There was then a pause for a dozen years, first during the presidency of Bush the Elder, who surrounded himself with short-sighted self-proclaimed "realists" and boasted of his lack of "the vision thing," and then the reactionary Clinton years, featuring a female secretary of state who danced with dictators. Having led a global democratic revolution, and won the Cold War, the United States walked away from that revolution. We were shocked into resuming our unfinished mission by the Islamofascists, eight months into George W. Bush's first term, and we have been pursuing that mission ever since.
Ledeen has a point but he misses the importance of Desert Shield in 1990 and Desert Storm in 1991 in pushing democracy forward.
Remember that this war took place in the period between the fall of the Berlin Wall and the collapse of the Soviet Union.
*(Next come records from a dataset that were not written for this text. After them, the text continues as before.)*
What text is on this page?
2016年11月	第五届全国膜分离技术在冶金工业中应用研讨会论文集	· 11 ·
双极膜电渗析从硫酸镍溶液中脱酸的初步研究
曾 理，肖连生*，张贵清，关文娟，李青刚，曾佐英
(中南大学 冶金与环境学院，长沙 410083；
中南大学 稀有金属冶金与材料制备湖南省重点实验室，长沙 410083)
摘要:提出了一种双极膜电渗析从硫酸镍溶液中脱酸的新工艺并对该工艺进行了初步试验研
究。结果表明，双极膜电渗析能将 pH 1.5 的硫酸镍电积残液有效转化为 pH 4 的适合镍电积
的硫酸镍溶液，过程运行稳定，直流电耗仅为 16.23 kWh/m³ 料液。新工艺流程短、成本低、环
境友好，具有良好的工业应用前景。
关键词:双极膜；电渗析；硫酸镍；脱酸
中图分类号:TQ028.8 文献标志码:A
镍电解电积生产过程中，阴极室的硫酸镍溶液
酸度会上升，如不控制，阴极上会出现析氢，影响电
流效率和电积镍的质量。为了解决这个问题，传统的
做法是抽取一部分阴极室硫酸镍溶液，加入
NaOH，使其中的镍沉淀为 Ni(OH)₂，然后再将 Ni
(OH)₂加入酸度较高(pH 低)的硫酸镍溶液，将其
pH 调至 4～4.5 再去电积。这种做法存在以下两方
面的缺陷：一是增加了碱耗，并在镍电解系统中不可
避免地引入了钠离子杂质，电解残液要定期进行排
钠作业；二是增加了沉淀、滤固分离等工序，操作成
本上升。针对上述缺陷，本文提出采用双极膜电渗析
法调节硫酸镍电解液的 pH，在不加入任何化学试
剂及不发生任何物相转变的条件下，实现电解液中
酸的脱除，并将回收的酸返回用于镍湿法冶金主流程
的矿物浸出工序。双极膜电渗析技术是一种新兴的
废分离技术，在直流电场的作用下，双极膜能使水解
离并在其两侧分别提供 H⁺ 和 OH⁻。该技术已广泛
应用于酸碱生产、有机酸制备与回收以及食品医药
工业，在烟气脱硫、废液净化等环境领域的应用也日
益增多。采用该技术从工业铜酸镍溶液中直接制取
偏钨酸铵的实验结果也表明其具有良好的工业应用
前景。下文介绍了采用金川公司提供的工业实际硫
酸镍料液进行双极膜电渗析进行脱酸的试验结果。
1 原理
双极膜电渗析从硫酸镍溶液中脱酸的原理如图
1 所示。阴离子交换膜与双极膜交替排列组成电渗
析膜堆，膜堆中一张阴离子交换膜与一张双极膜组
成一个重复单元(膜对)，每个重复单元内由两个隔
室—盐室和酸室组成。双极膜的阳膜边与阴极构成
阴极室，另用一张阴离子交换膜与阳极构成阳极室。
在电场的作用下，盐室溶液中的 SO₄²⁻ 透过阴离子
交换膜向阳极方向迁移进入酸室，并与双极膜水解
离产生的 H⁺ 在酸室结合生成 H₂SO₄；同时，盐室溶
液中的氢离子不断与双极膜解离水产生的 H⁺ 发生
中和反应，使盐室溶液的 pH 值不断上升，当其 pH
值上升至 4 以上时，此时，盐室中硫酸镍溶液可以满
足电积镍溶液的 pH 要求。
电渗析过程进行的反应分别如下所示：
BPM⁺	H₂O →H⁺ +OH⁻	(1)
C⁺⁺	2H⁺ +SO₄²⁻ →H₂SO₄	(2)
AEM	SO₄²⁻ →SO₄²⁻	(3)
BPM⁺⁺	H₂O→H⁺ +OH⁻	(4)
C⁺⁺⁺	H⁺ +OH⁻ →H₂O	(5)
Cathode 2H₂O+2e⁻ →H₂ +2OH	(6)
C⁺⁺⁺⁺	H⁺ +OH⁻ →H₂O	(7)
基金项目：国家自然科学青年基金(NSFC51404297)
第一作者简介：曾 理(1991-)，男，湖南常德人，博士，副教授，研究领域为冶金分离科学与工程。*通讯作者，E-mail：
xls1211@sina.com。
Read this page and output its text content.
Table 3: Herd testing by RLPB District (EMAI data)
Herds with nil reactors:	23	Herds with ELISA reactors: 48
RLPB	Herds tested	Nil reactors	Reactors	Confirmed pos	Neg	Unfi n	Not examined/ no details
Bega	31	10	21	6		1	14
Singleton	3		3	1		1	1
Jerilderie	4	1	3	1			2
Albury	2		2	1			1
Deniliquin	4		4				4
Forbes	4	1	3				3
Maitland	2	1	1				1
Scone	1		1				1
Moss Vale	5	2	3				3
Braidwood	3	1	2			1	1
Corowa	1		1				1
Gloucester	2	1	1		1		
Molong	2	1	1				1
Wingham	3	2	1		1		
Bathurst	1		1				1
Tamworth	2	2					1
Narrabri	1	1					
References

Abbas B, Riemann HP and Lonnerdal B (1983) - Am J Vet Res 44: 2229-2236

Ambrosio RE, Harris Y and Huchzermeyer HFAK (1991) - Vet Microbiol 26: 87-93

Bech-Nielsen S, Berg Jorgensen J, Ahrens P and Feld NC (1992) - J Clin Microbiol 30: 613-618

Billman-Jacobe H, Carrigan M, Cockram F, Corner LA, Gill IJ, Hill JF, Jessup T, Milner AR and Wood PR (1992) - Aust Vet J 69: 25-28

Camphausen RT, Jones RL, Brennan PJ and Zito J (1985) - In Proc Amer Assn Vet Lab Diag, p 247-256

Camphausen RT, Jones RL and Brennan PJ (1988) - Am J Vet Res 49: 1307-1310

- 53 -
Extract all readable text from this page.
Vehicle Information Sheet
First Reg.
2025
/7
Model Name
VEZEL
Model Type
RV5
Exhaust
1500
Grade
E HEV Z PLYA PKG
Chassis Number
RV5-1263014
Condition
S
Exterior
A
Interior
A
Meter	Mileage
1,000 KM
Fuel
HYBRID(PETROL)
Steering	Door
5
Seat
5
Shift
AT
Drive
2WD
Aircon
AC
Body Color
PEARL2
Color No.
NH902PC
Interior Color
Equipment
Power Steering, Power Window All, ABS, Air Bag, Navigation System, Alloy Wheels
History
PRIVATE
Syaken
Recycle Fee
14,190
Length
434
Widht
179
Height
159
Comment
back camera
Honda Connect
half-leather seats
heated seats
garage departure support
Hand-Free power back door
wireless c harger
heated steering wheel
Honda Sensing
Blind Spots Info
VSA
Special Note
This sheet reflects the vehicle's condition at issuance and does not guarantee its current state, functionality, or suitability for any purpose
With the Soviets in retreat in Eastern Europe, many saw the Cold War as ending because of Gorbachov's decisions or as the end of a long exhausting struggle that the US was winning only by default--the last of two combatants to drop their sword and collapse to the bloody ground.
Could we have pursued our course of action with this view of us--and our power--intact?
What changed this developing view of the end of the Cold War was, first of all, our ability to bribe and coerce a large coalition (so how much did we pay for those Egyptian and Syrian divisions that affected the military campaign not a bit?) to go to war on our side. The enemy didn't even matter for this purpose. The point was that instead of a Cold War division of states, choosing sides as they always did between the US and USSR, the world aligned itself with us. Moscow just watched, unable and unwilling to affect the outcome.
Then the war itself, with a stunning display of our military power that crushed the enemy, cemented the view that American power was unstoppable. We beat a mini-USSR with its Soviet equipment and oppressive government. The proxy victory showed Soviet hardware (or Chinese copies) burning and abandoned in the desert, and left us supreme. No longer the exhausted, lucky survivor; we were victorious. And we felt victorious.
And when, by the end of 1991 the Soviet Union, too, went kaput, we became the hyperpower. The progression was clear: Cold War deadlock; Soviet irrelevance; American military victory; collapse of Soviet Union.
So even as we stood up after staggering under the terrible blows of the Twin Towers and Pentagon (and marveled at the first counter-attack in the air over Pennsylvania) and we looked at how we could combat the forces of evil that 9-11 thrust into our awareness, we could assume a freedom of action that was unique. We could use our power to protect ourselves and continue the revolutionary age that began in Spain. This time taking it into the region that had resisted progress and democracy for so long and which had cultivated a sick version of Islam that worshipped death.
Look, I claim no prescience. I was a realist. But the 9-11 attacks shocked me into realizing we had to go after the states that supported terror as much as we needed to kill the terrorists. But my embrace of realism has led me to agree that we must push democracy to protect ourselves. This idealistic impulse was always present. I do remember the events of Algeria as the 1990s began, where the government suspended the elections when the Islamists did well. I remember thinking that with the Soviet Union unable to exploit this to cause trouble we should have welcomed democracy and risked chaos. It wasn't our call, but I was willing to risk democracy. Now I see no choice. It doesn't mean we push everywhere equally hard. Pakistan and Saudi Arabia require different paths than Egypt or Iran. But it should be our goal.
So do not look at the 1990s as a lost decade. It began with events that cemented our hold on global power and gave us the confidence to use that power in our defense.